Reputation: 9065
I have got multi RDDs as result and want to merge them, they are of the same format:
RDD(id, HashMap[String, HashMap[String, Int]])
^ ^ ^
| | |
identity category distribution of the category
Here is a example of that rdd:
(1001, {age={10=3,15=5,16=8, ...}})
The first keyString
of the HashMap[String, HashMap]
is the category of the statistic and the HashMap[String, Int]
in the HashMap[String, HashMap]
is the distribution of the category. After calculate each distribution of vary categories, I want to merge them by the identity so that I can store the results to database. Here is what I got currently:
def mergeRDD(rdd1: RDD[(String, util.HashMap[String, Object])],
rdd2:RDD[(String, util.HashMap[String, Object])]): RDD[(String, util.HashMap[String, Object])] = {
val mergedRDD = rdd1.join(rdd2).map{
case (id, (m1, m2)) => {
m1.putAll(m2)
(id, m1)
}
}
mergedRDD
}
val mergedRDD = mergeRDD(provinceRDD, mergeRDD(mergeRDD(levelRDD, genderRDD), actionTypeRDD))
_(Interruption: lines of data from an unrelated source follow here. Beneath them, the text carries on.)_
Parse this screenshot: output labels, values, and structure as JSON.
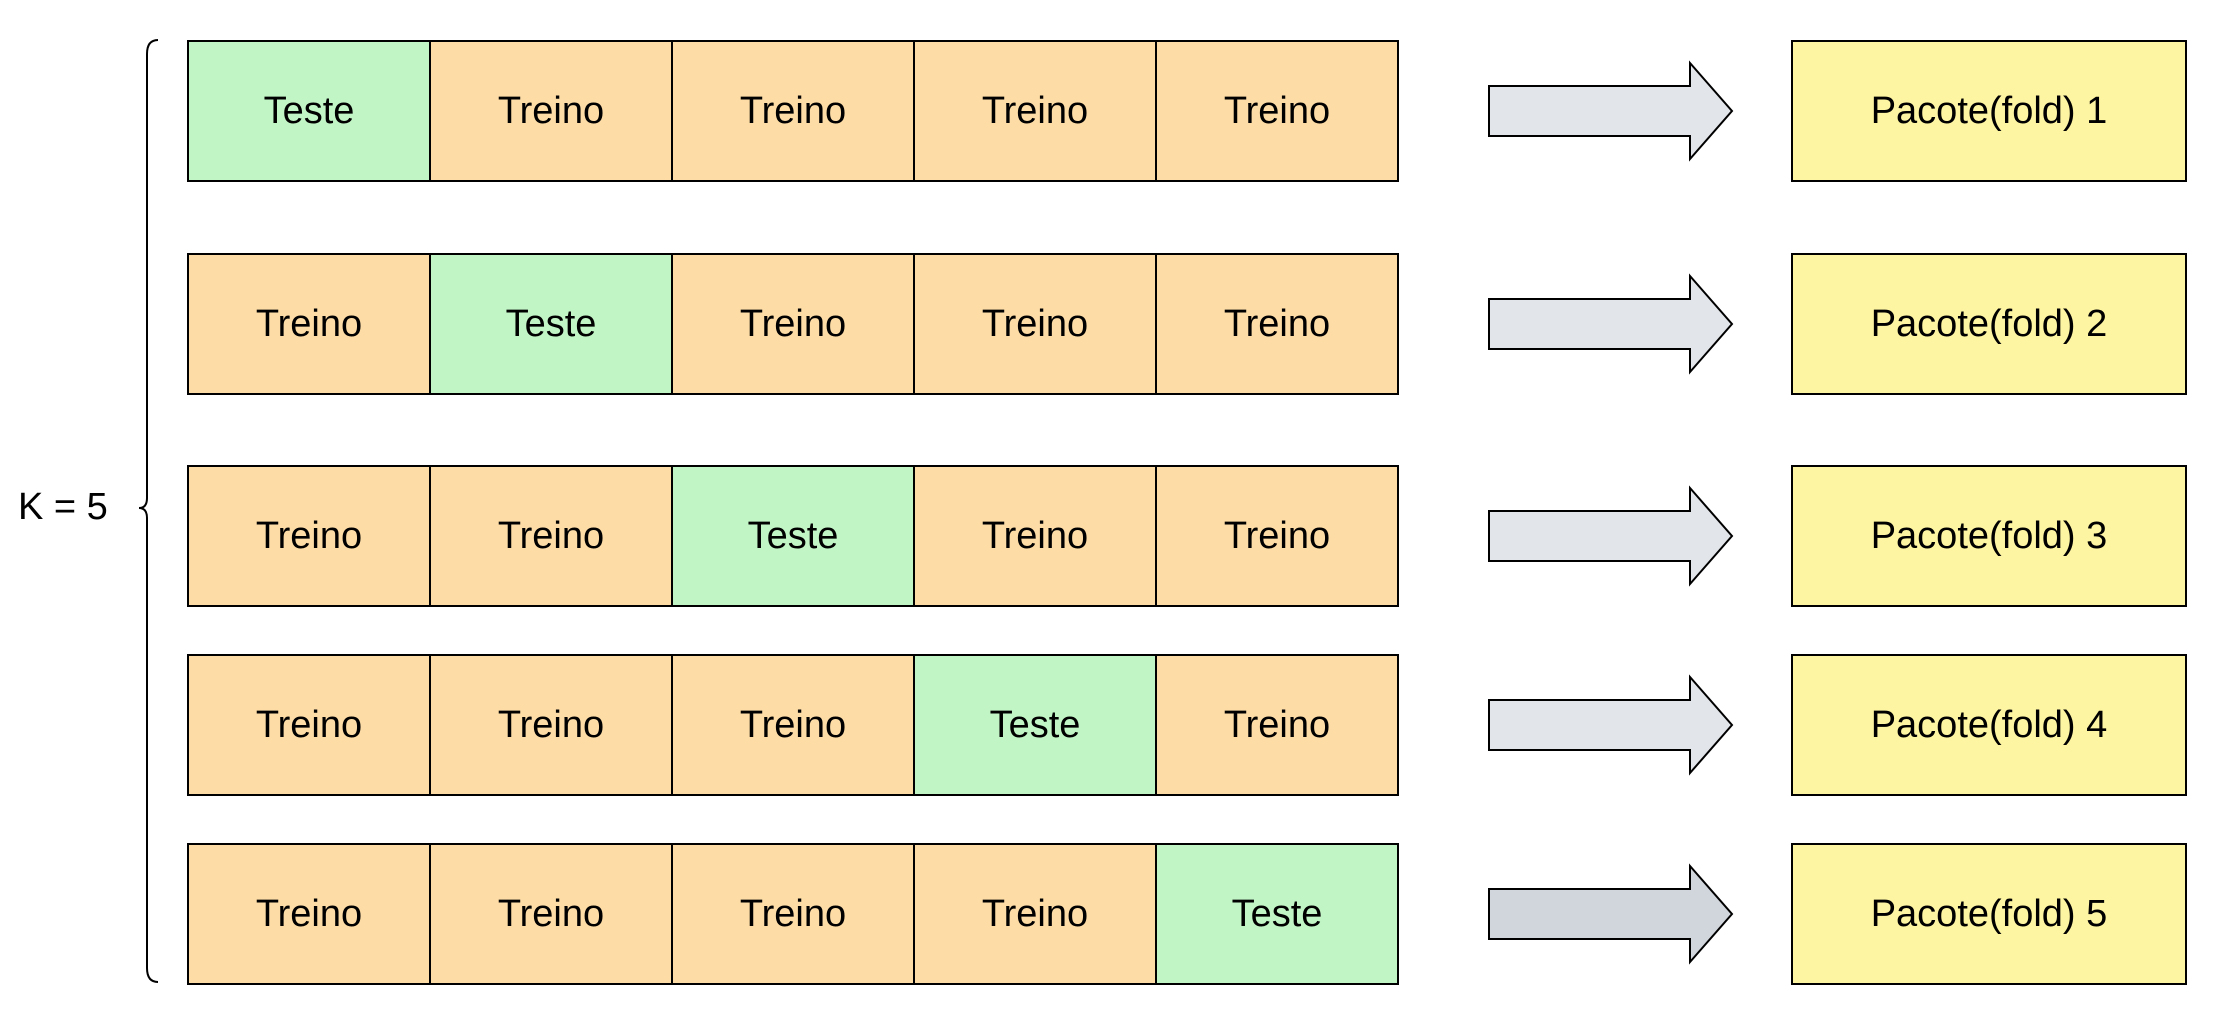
{
  "diagram": {
    "k_label": "K = 5",
    "colors": {
      "train": "#fddca6",
      "test": "#c2f5c6",
      "result": "#fef5a2",
      "arrow": "#e2e5ea",
      "arrow_last": "#d1d6dd"
    },
    "rows": [
      {
        "cells": [
          "Teste",
          "Treino",
          "Treino",
          "Treino",
          "Treino"
        ],
        "test_index": 0,
        "result": "Pacote(fold) 1"
      },
      {
        "cells": [
          "Treino",
          "Teste",
          "Treino",
          "Treino",
          "Treino"
        ],
        "test_index": 1,
        "result": "Pacote(fold) 2"
      },
      {
        "cells": [
          "Treino",
          "Treino",
          "Teste",
          "Treino",
          "Treino"
        ],
        "test_index": 2,
        "result": "Pacote(fold) 3"
      },
      {
        "cells": [
          "Treino",
          "Treino",
          "Treino",
          "Teste",
          "Treino"
        ],
        "test_index": 3,
        "result": "Pacote(fold) 4"
      },
      {
        "cells": [
          "Treino",
          "Treino",
          "Treino",
          "Treino",
          "Teste"
        ],
        "test_index": 4,
        "result": "Pacote(fold) 5"
      }
    ]
  }
}
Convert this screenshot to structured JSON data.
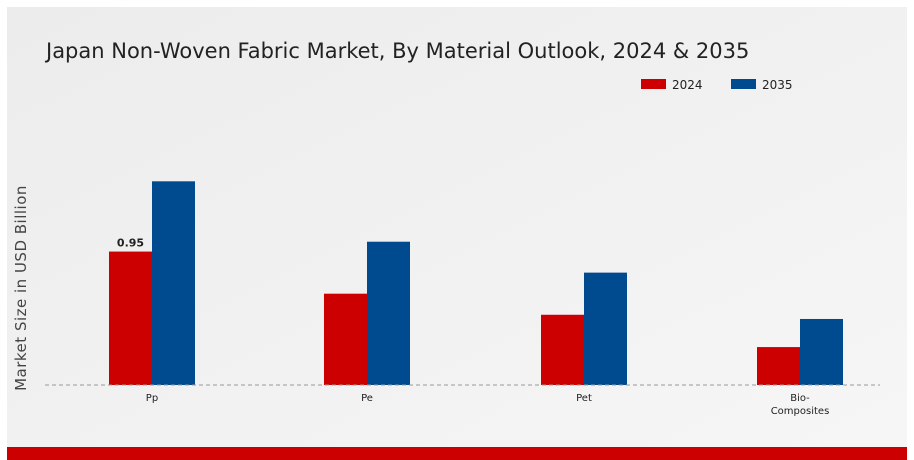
{
  "chart_data": {
    "type": "bar",
    "title": "Japan Non-Woven Fabric Market, By Material Outlook, 2024 & 2035",
    "xlabel": "",
    "ylabel": "Market Size in USD Billion",
    "categories": [
      [
        "Pp"
      ],
      [
        "Pe"
      ],
      [
        "Pet"
      ],
      [
        "Bio-",
        "Composites"
      ]
    ],
    "series": [
      {
        "name": "2024",
        "color": "#cc0000",
        "values": [
          0.95,
          0.65,
          0.5,
          0.27
        ]
      },
      {
        "name": "2035",
        "color": "#004a8f",
        "values": [
          1.45,
          1.02,
          0.8,
          0.47
        ]
      }
    ],
    "data_labels": [
      {
        "series": 0,
        "category": 0,
        "text": "0.95"
      }
    ],
    "ylim": [
      0,
      2.1
    ],
    "grid": false,
    "legend_position": "top-right"
  }
}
I write a function mergeRDD
so that I can merge two rdds each time, But I found that function is not very elegant, as a newbie to scala, any inspiring is appreciated.
Upvotes: 0
Views: 405
Reputation: 8851
You may replace the java.util.HashMap
with scala.collection.immutable.Map
From there:
val rdds = List(provinceRDD, levelRDD, genderRDD, actionTypeRDD)
val unionRDD = rdds.reduce(_ ++ _)
val mergedRDD = unionRDD.reduceByKey(_ ++ _)
This is assuming that categories don't overlap between rdds.
Upvotes: 0
Reputation: 1992
I don't see any easy way to achieve this, without hitting performance. Reason being, you are not simply merging two rdd, rather, you want your hashmap to have consolidated values after union of rdd.
Now, your merge function is wrong. In current state join will actually do inner join, missing out rows present in either rdd not present in other one.
Correct way would be something like.
val mergedRDD = rdd1.union(rdd2).reduceByKey{
case (m1, m2) => {
m1.putAll(m2)
}
}
Upvotes: 2